Thermal imaging camera helps keep fire service safe

Thermal imaging camera

County Durham and Darlington Fire and Rescue Service (CDDFRS) are excited to announce the installation of innovative thermal detection technology at its Service Training Centre in Bowburn, to help in the battle against coronavirus and help keep their workforce safe.

Like all other frontline services, CDDFRS have had to quickly adapt to new ways of working as the world adjusts to dealing with the global pandemic whilst trying to create the ‘new’ normal. As such, they have installed an innovative piece of equipment at the Service’s Training Centre, which will help them to identify people who may have a higher than normal temperature.

It is widely known that one of the main symptoms of a person infected with coronavirus, is a high body temperature. Although the camera does not detect core body temperature, it does give accurate readings of a person’s skin temperature, which is a good indicator of body temperature. All visitors and staff to the centre will be required to pass through the equipment which has a trigger point of 36.7C. If triggered an audible warning activates in addition to visual indication on the desk-mounted monitor at Reception.

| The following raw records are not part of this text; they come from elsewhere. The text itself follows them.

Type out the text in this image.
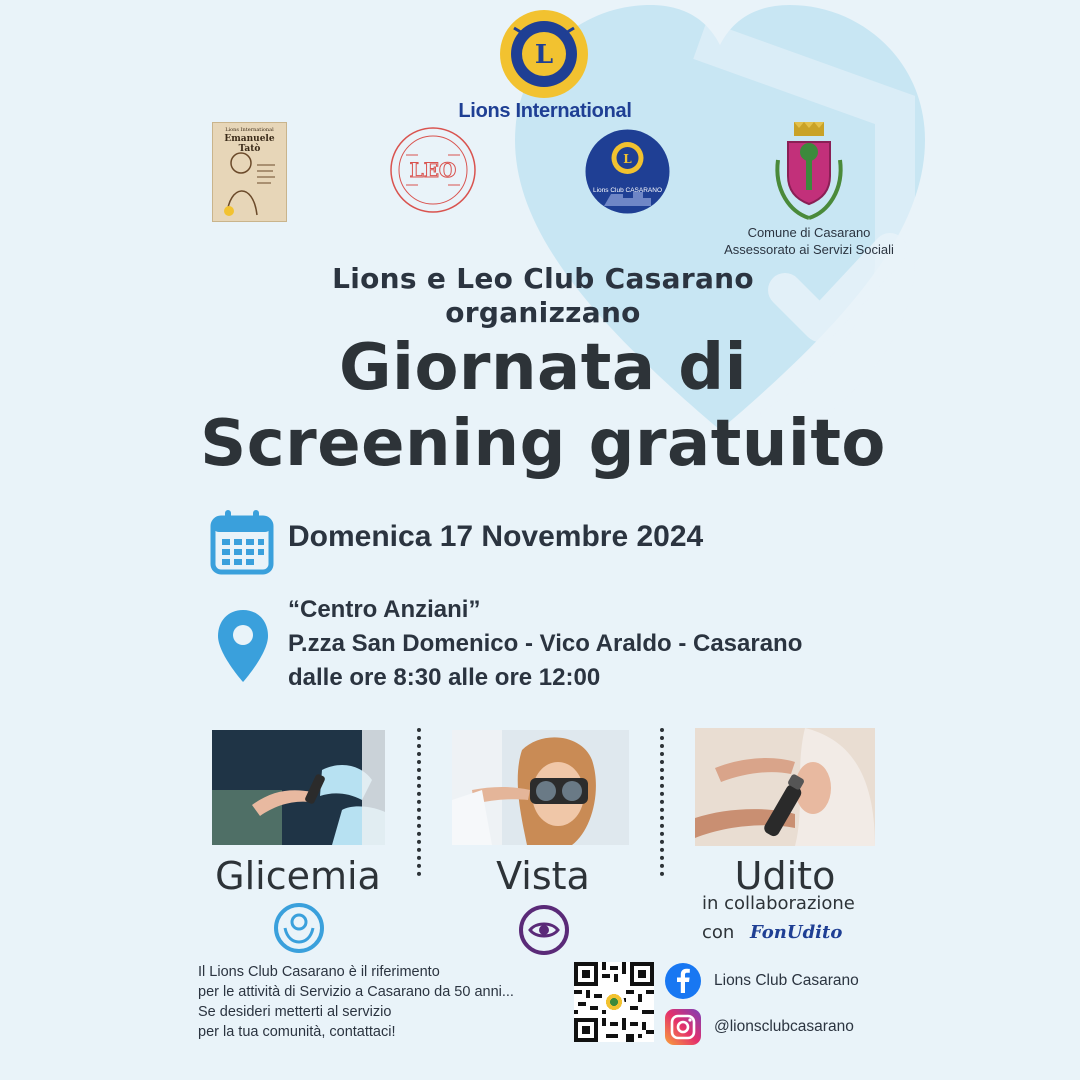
L
Lions International
Lions International
Emanuele Tatò
LEO	L
Lions Club CASARANO
Comune di Casarano
Assessorato ai Servizi Sociali
Lions e Leo Club Casarano
organizzano
Giornata di
Screening gratuito
Domenica 17 Novembre 2024
“Centro Anziani”
P.zza San Domenico - Vico Araldo - Casarano
dalle ore 8:30 alle ore 12:00
Glicemia	Vista	Udito
in collaborazione
con FonUdito
Il Lions Club Casarano è il riferimento
per le attività di Servizio a Casarano da 50 anni...
Se desideri metterti al servizio
per la tua comunità, contattaci!
Lions Club Casarano
@lionsclubcasarano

If someone indicated a high skin temperature, it may be because of physical exertion or simply entering the building on a hot day. In those circumstances the individual is given the opportunity to sit somewhere cool, have chance to rest and then be retested. If a high alarm is again received, they would be refused entry and advised to seek medical advice.

The thermal management system provided by JCS Security based in Consett in conjunction with MJ Associates will allow the service to proactively fight the coronavirus infection, providing early intervention whilst enabling them to prevent further spread of the virus amongst their workforce.

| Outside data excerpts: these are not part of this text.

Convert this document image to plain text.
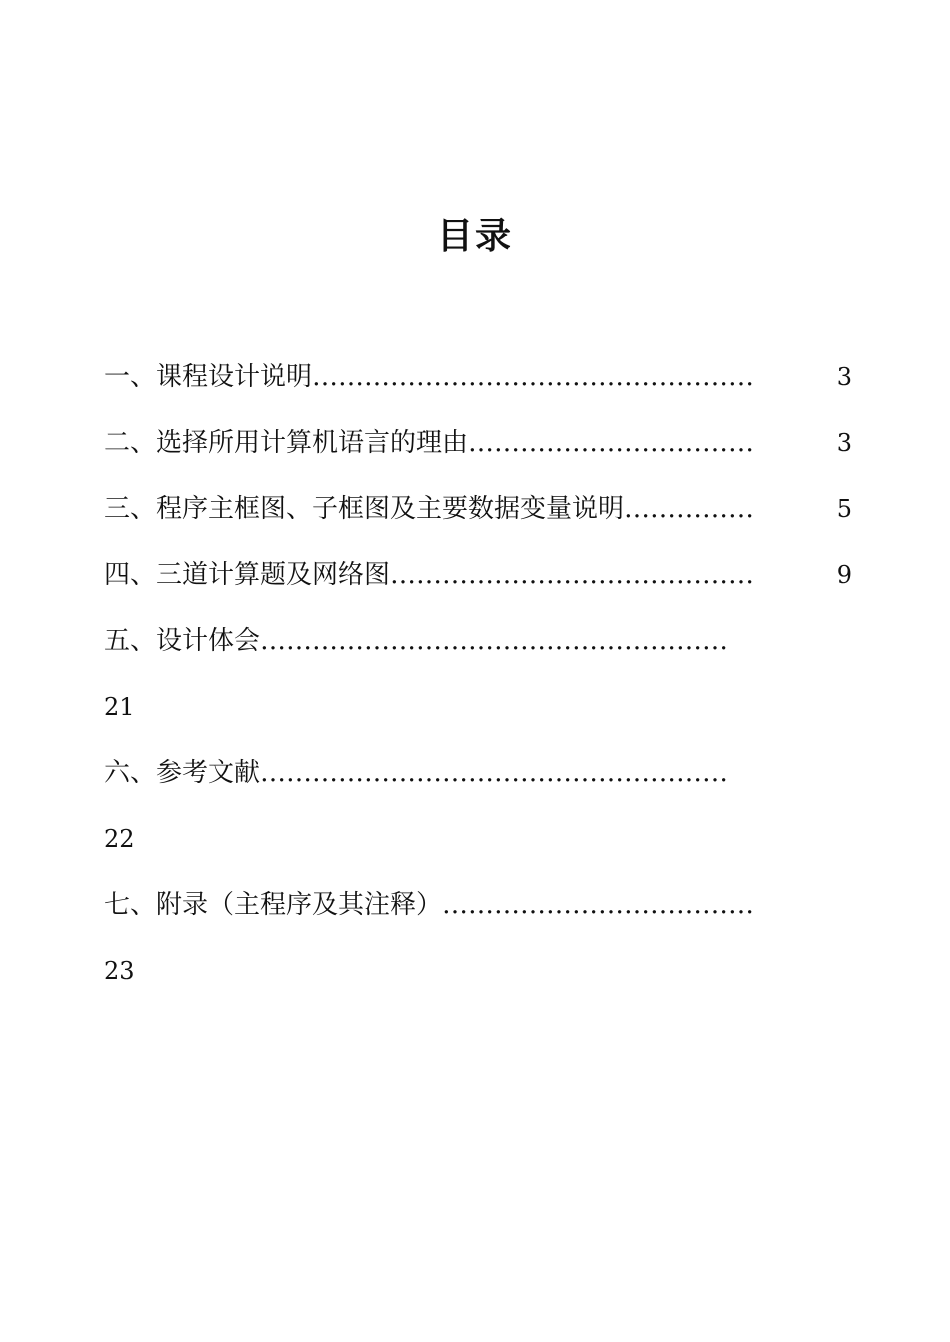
目录
一、课程设计说明……………………………………………	3
二、选择所用计算机语言的理由……………………………	3
三、程序主框图、子框图及主要数据变量说明……………	5
四、三道计算题及网络图……………………………………	9
五、设计体会………………………………………………
21
六、参考文献………………………………………………
22
七、附录（主程序及其注释）………………………………
23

Since installation, CDDFRS have been able to facilitate a number of external visitors to the centre, including the families of their latest recruits’ Course, 170 at their passing out parade in July.

Stuart Errington, Chief Fire Officer at CDDFRS said, “It is vital, as a fire and rescue service, that we can continue to provide our staff with first class risk critical training even during a pandemic. The thermal management system from JCS Security has allowed us to operate the Training Centre successfully and also protect our staff from coronavirus. We pride ourselves on innovating and using technology to support the way we operate as an emergency service and it was fantastic to work with a local company to help us achieve this aim.”

Mark Jackson from MJ Associates said, "At the beginning of the crisis I was on standby as an Army Reserve Lt Col acting as Joint Regional Liaison Officer for the North East Region. As things kicked off, I joined the three Local Resilience Forums and assisted with the Joint Military Response to Op RESCRIPT. As many who followed were mobilised and numerous full-time military became available I was able to step back and attempt to begin to rescue the business interests that I had put on ice.

 As a professional Engineer I had been recruited as a volunteer to join an International Institution of Mechanical Engineers Covid 19 Task force. I had been introduced to Thermal Imaging CCTV by a small company (JCS Ltd.) who I had been mentoring so I spoke to the MD and asked him if he would be prepared to set up a not for profit pilot to see how useful this technique could be. We quickly recruited a number of organisations including CDDFRS, Komatsu, a local care home and a school to begin to gather data.

All of the organisations have found the equipment reassuring and very capable so hopefully as the new “normal” emerges it will be possible to introduce this technique into areas where groups of people merge. The fact that anyone with an elevated temperature is identified is a good part of the preventative measures that organisations can put in place to ensure the safety of the staff and customers. Everyone involved has said that it has made them feel safer and it is good to know that we can use tried and tested technology to work our way out of this crisis."